In our recently published book, Microaggressions in Medicine, we engage with some of these seemingly subtler forms of epistemic (and other) types of injustice and harm in medical contexts. Let’s zoom out to mention the overall aims and goals of the book before zooming back in to focus on the epistemic dimensions of these injustices.
The two main theoretical aims of Microaggressions in Medicine are to reconceptualize how microaggressions have been understood by psychologists and philosophers and to introduce a new conceptualization of microaggressions that we call a harm-based account.
Microaggressions in Medicine (2024) |
- Using first-personal narratives, case studies, and testimonies of patients who are members of marginalized groups, we develop this harm-based account within medical contexts.
- Analyzing these case studies, we illuminate the serious and enduring harms of microaggressions and argue that they can ultimately lead to delaying or avoiding medical care, damaged trust relations with healthcare professionals, and ultimately worse health outcomes for patients who experience them.
- We introduce practical tools and strategies to help healthcare professionals reduce microaggressions in their practices and institutions, thereby diminishing harm caused to patients.
In what follows, and drawing on chapter 4 of the book, we focus on epistemic microaggressions, epistemic harm, and discuss why attending to epistemic microaggressions is an important part of the larger picture of epistemic injustice in healthcare.
In medical contexts, epistemic microaggressions are intentional or unintentional verbal or gestural slights made by healthcare professionals that dismiss, ignore, or otherwise fail to recognize claims that patients make about their bodies or health.

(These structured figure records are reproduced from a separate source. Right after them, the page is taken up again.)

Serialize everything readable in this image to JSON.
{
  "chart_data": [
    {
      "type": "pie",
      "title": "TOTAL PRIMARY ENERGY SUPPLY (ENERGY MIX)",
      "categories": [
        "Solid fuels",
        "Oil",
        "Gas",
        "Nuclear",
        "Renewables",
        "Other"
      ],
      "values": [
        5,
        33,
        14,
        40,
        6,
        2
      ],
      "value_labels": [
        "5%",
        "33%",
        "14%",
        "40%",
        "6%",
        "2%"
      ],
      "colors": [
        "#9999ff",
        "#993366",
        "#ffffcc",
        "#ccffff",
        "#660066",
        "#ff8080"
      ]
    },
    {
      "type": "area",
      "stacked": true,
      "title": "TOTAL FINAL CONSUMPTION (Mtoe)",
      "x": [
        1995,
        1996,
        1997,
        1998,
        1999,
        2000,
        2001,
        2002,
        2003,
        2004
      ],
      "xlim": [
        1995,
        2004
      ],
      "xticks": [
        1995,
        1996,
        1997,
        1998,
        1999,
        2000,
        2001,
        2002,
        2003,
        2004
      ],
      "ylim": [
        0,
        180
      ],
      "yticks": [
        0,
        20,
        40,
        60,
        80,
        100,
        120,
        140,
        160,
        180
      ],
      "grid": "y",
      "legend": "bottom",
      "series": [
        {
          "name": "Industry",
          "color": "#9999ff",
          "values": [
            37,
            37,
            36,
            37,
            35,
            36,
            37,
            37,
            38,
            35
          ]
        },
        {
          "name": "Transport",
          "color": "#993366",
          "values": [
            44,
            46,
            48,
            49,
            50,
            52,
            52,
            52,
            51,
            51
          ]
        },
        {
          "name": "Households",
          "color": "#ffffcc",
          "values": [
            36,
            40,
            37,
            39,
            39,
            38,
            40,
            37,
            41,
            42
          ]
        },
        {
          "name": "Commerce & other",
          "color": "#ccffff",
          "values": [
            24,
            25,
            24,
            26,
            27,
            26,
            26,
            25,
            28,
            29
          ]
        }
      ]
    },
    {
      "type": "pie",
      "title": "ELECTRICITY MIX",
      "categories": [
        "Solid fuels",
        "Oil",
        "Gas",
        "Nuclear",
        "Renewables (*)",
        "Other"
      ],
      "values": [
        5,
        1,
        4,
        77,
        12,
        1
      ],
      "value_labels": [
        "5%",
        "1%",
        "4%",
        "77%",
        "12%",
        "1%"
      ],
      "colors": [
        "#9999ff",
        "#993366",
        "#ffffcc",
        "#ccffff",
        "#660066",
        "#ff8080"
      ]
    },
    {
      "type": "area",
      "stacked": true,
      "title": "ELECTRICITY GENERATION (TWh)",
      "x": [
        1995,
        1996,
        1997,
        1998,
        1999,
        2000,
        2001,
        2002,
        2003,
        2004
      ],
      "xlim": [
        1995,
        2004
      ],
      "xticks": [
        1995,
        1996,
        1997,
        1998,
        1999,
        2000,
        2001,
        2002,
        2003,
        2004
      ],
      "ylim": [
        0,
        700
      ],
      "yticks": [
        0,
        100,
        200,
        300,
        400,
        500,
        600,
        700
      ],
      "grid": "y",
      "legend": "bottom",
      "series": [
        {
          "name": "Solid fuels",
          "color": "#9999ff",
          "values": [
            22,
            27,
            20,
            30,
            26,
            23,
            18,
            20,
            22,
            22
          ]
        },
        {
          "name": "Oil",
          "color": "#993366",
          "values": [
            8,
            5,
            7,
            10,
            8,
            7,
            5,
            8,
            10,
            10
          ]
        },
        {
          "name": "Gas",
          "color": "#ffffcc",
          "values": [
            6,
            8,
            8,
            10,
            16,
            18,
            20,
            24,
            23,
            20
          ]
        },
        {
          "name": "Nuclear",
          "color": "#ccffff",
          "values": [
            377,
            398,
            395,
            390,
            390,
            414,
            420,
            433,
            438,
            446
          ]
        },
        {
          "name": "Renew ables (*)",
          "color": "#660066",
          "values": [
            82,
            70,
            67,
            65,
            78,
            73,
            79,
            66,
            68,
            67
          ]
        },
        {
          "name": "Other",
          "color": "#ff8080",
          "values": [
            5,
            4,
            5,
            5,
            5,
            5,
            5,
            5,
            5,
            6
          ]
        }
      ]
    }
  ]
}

Epistemic microaggressions result in epistemic harm to recipients (here, patients), namely, harm to them in their capacity as knowers.
When she was four months pregnant, bleeding and experiencing acute pain, Cottom knew that something was terribly wrong. Yet when she and her then husband arrived at her doctor’s office, instead of being seen immediately or being sent directly to the emergency department, she was told to sit patiently in the waiting room. When she finally got to see her doctor, he looked at her and quickly said that she was probably just too fat and that for “women like her,” spotting was typical at this stage of pregnancy. She was sent home.
When, later that night, her pain escalated, the on-call nurse assured her over the phone that because the pain was in her bowel and not her lower back, that it was probably constipation and that she should try to go to the bathroom. After three days of such pain and no sleep, Cottom went to the hospital, where she was told that she’d probably just eaten something that was “bad” for her.
There are countless microaggressive harms that Cottom experienced. It’s important to underscore however, that the result of those microaggressions was nothing micro. Our analysis focuses on how racialized and gendered epistemic microaggressions combine in ways that are unique to Black women (what we call the misogynoir of microaggressions).
In this case, it was clear that Cottom knew that there was something wrong, tried to convey this knowledge to her healthcare team, and continued to be viewed as lacking credibility with regards to her knowledge of her body. As a result of the entrenched biases and stereotypes about Black women, Cottom experienced a panoply of racialized gendered epistemic microaggressions.
Cottom is powerless relative to the healthcare professionals.
Her knowledge of her body is ignored.
Repeatedly, healthcare professionals assumed they knew better.
On account of her race, gender, and body size, Cottom suffered the epistemic harm of not being recognized as a credible knower, the practical harms of severe physical pain, the death of her daughter, as well as the enduring trauma of the whole experience.
These consequences are macro and tragic. But we are most concerned with the epistemic racialized gendered microaggressions that contributed to them. Cottom’s credibility as a knower was denied due to her race, gender, and body size and as a result, her knowledge claims were ignored or dismissed.
The racialized gendered epistemic microaggressions that Cottom experienced are reflections of imbalances in epistemic and other sorts of social power that themselves mirror broader patterns at play both within and beyond healthcare contexts. Healthcare workers belong to an elite professional class. They’re assumed to have epistemic authority within and beyond that context. They often exert epistemic power over their patients by blocking them from making meaningful contributions to clinical exchanges. This epistemic situation both reflects and reifies assumptions about power in the epistemic domain. For example, it makes clear who creates, controls, and deploys knowledge and who doesn’t; who is “rational” or “objective” and who isn’t (cf. Code 1991).
The epistemic microaggressions on which we have focused, combined with more macro and explicit stereotypes and assumptions about Black women, result in epistemic harms to patients: they’re denied the full status of knower, which is central to human dignity and value (Fricker 2007; Pohlhaus Jr. 2017; Dotson 2011).
As Cottom’s case makes clear, epistemic microaggressions are harmful to the epistemic status and agency of marginalized patients. A complete understanding of epistemic justice and injustice in healthcare and the myriad ways they manifest must include attention to the subtle epistemic dismissals and indignities that epistemic microaggressions reflect.